How to invest in the Nikkei 225 Index
Investing the Nikkei 225 Index gives you access to a diversified investment across some of Japan’s largest companies. There are many different ways to invest in the Nikkei 225 Index, let us walk you through the entire investing process so you’ll feel fully prepared and confident to make your move.
What is the Nikkei 225 Index?
The Nikkei 225 (often referred to simply as the Nikkei or Nikkei Index) is the benchmark index for the Tokyo Stock Exchange. The Nikkei consists of 225 different stocks hailing from 35 different sectors, with electronics the most heavily represented of those sectors. The Nikkei 225 Index is one of the most widely-used indicators of the performance of the Japanese economy.
Is it a good investment?
That depends on your investment goals, but it can be.

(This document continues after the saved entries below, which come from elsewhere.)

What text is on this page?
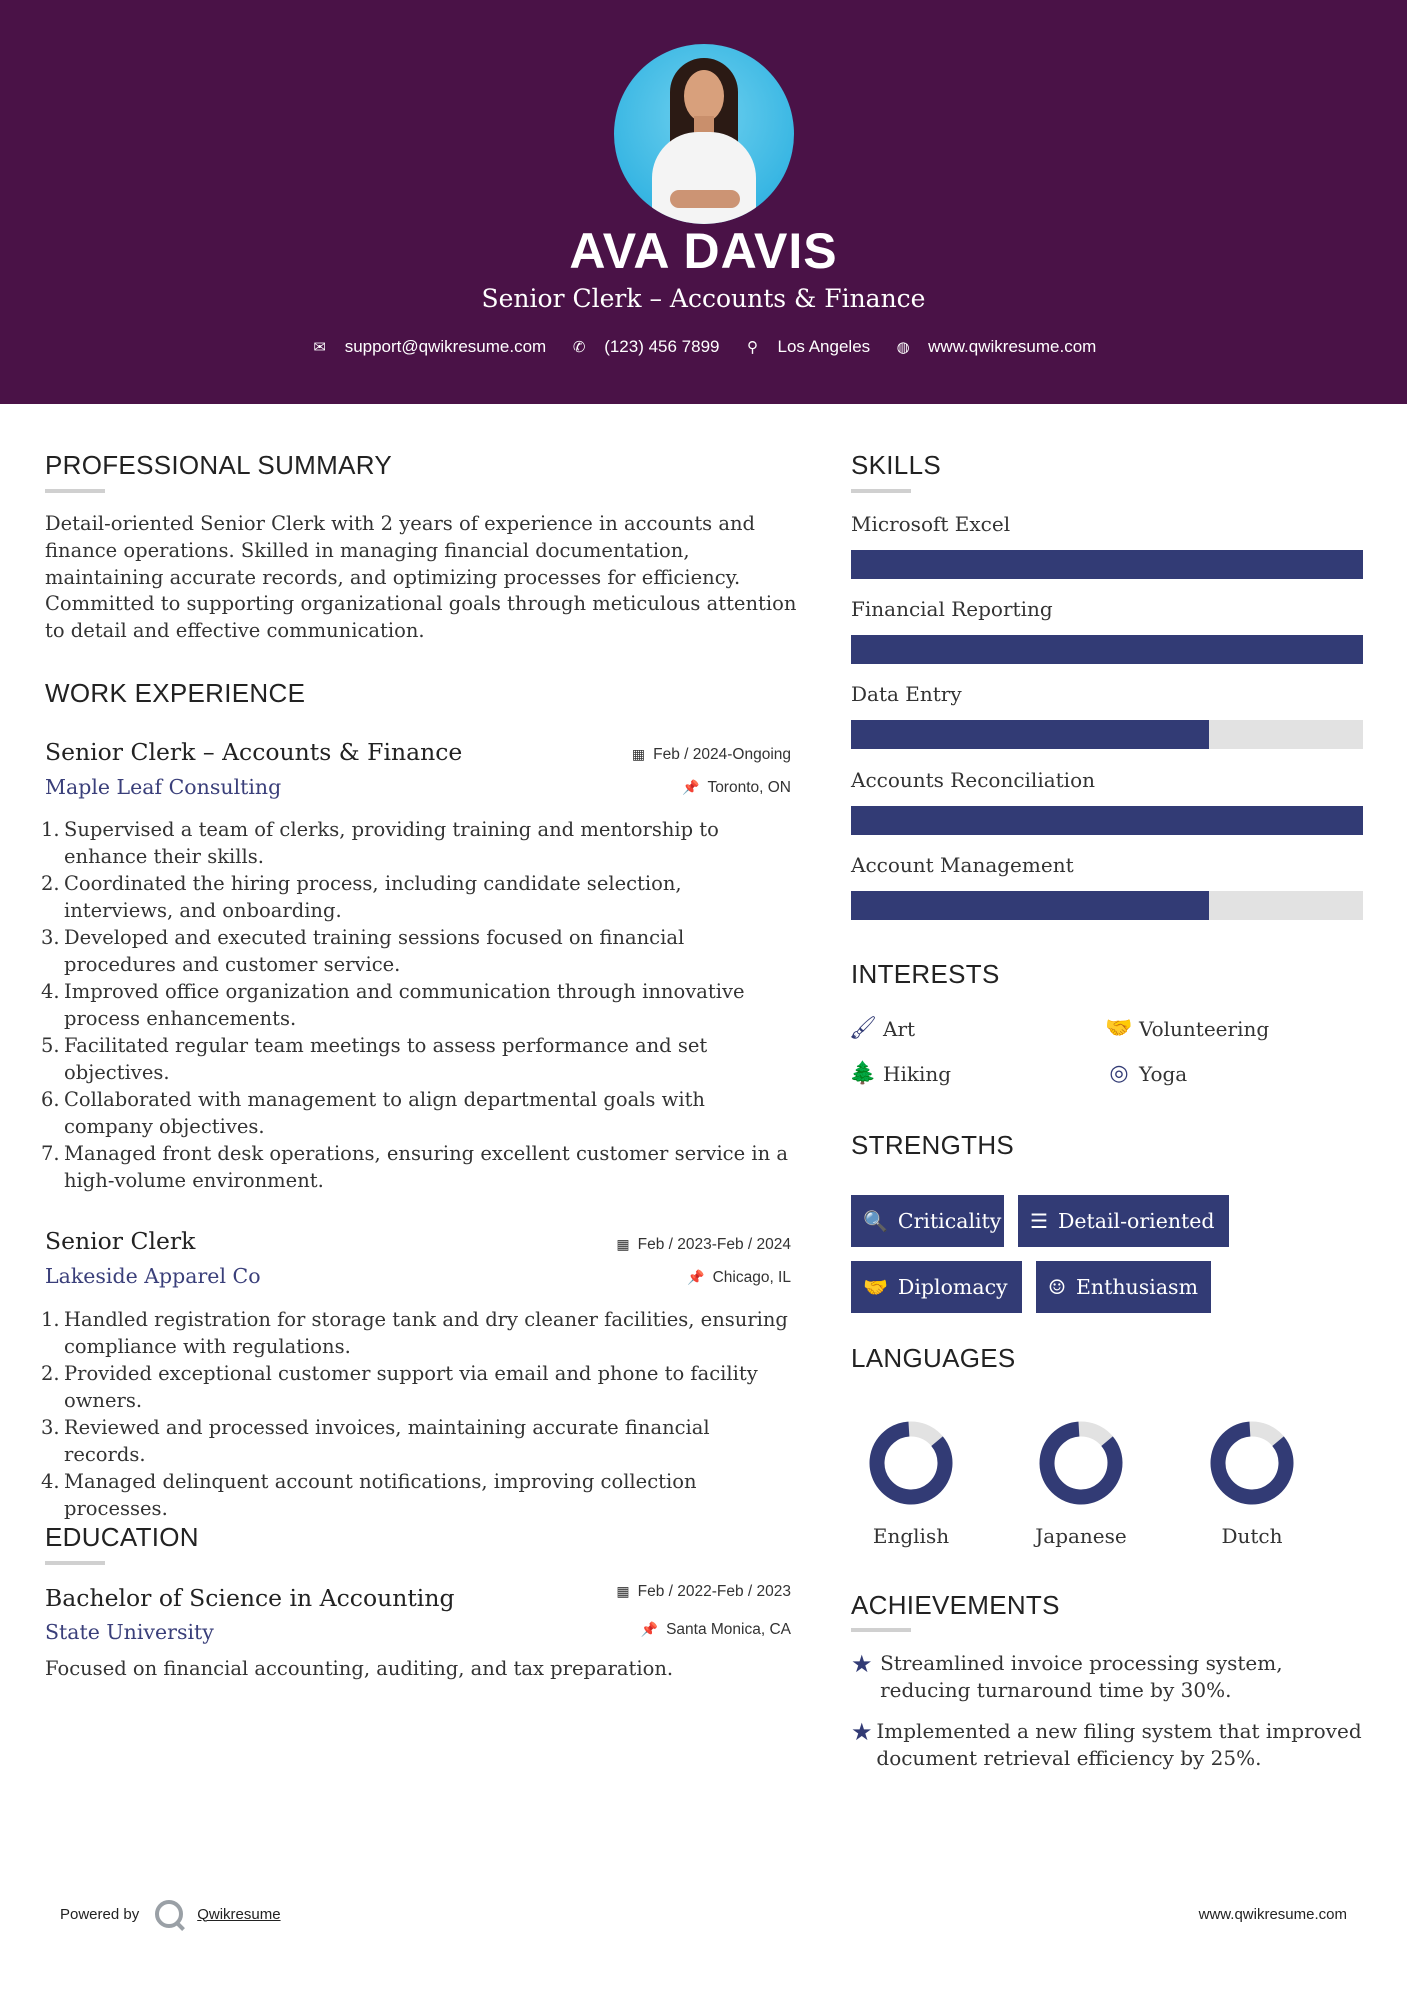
AVA DAVIS
Senior Clerk – Accounts & Finance
✉ support@qwikresume.com ✆ (123) 456 7899 ⚲ Los Angeles ◍ www.qwikresume.com
PROFESSIONAL SUMMARY
Detail-oriented Senior Clerk with 2 years of experience in accounts and finance operations. Skilled in managing financial documentation, maintaining accurate records, and optimizing processes for efficiency. Committed to supporting organizational goals through meticulous attention to detail and effective communication.
WORK EXPERIENCE
Senior Clerk – Accounts & Finance	▦ Feb / 2024-Ongoing
Maple Leaf Consulting	📌 Toronto, ON
Supervised a team of clerks, providing training and mentorship to enhance their skills.
Coordinated the hiring process, including candidate selection, interviews, and onboarding.
Developed and executed training sessions focused on financial procedures and customer service.
Improved office organization and communication through innovative process enhancements.
Facilitated regular team meetings to assess performance and set objectives.
Collaborated with management to align departmental goals with company objectives.
Managed front desk operations, ensuring excellent customer service in a high-volume environment.
Senior Clerk	▦ Feb / 2023-Feb / 2024
Lakeside Apparel Co	📌 Chicago, IL
Handled registration for storage tank and dry cleaner facilities, ensuring compliance with regulations.
Provided exceptional customer support via email and phone to facility owners.
Reviewed and processed invoices, maintaining accurate financial records.
Managed delinquent account notifications, improving collection processes.
EDUCATION
Bachelor of Science in Accounting	▦ Feb / 2022-Feb / 2023
State University	📌 Santa Monica, CA
Focused on financial accounting, auditing, and tax preparation.
SKILLS
Microsoft Excel
Financial Reporting
Data Entry
Accounts Reconciliation
Account Management
INTERESTS
🖌 Art	🤝 Volunteering
🌲 Hiking	◎ Yoga
STRENGTHS
🔍 Criticality ☰ Detail-oriented
🤝 Diplomacy ☺ Enthusiasm
LANGUAGES
English	Japanese	Dutch
ACHIEVEMENTS
★ Streamlined invoice processing system, reducing turnaround time by 30%.
★ Implemented a new filing system that improved document retrieval efficiency by 25%.
Powered by	Qwikresume	www.qwikresume.com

Japan’s overall economic growth has been slower in recent years than many of the world’s other major economies. Still, there are plenty of large-cap stocks on the Nikkei that offer growth potential. That said, whether you invest in the Nikkei 225 or any other stock index, remember that bull markets send a signal to buy Nikkei stocks, and bear markets send a signal to stay away.
How do I invest in the Nikkei 225 Index?
Here are three steps to follow if you want to invest in the index or buy Nikkei stocks:
- Choose an investment type
- Use our top tips to succeed
- Choose a platform to invest with
1. Choose investment type
The investment type you select to invest in the Nikkei 225 will depend on multiple factors, such as how much each approach charges in terms of transaction fees, and the quality and quantity of investment advice you feel you need in order to succeed. The following is a rundown of some of the top methods that you can use to invest in the Nikkei 225 Index:
An ETF (which stands for exchange-traded fund) is an investment fund that’s traded on a stock exchange during regular stock market hours, the same way individual stocks are. Unlike individual stocks, however, ETFs consist of a collection of assets such as bonds or commodities, or a collection of stocks such as the stocks you’ll find in the Nikkei 225. A Nikkei 225 Index ETF gives you access to a large, diversified batch of stocks, without having to pay high transaction or management fees, and with the flexibility of being able to sell your investment at any point in the day’s trading.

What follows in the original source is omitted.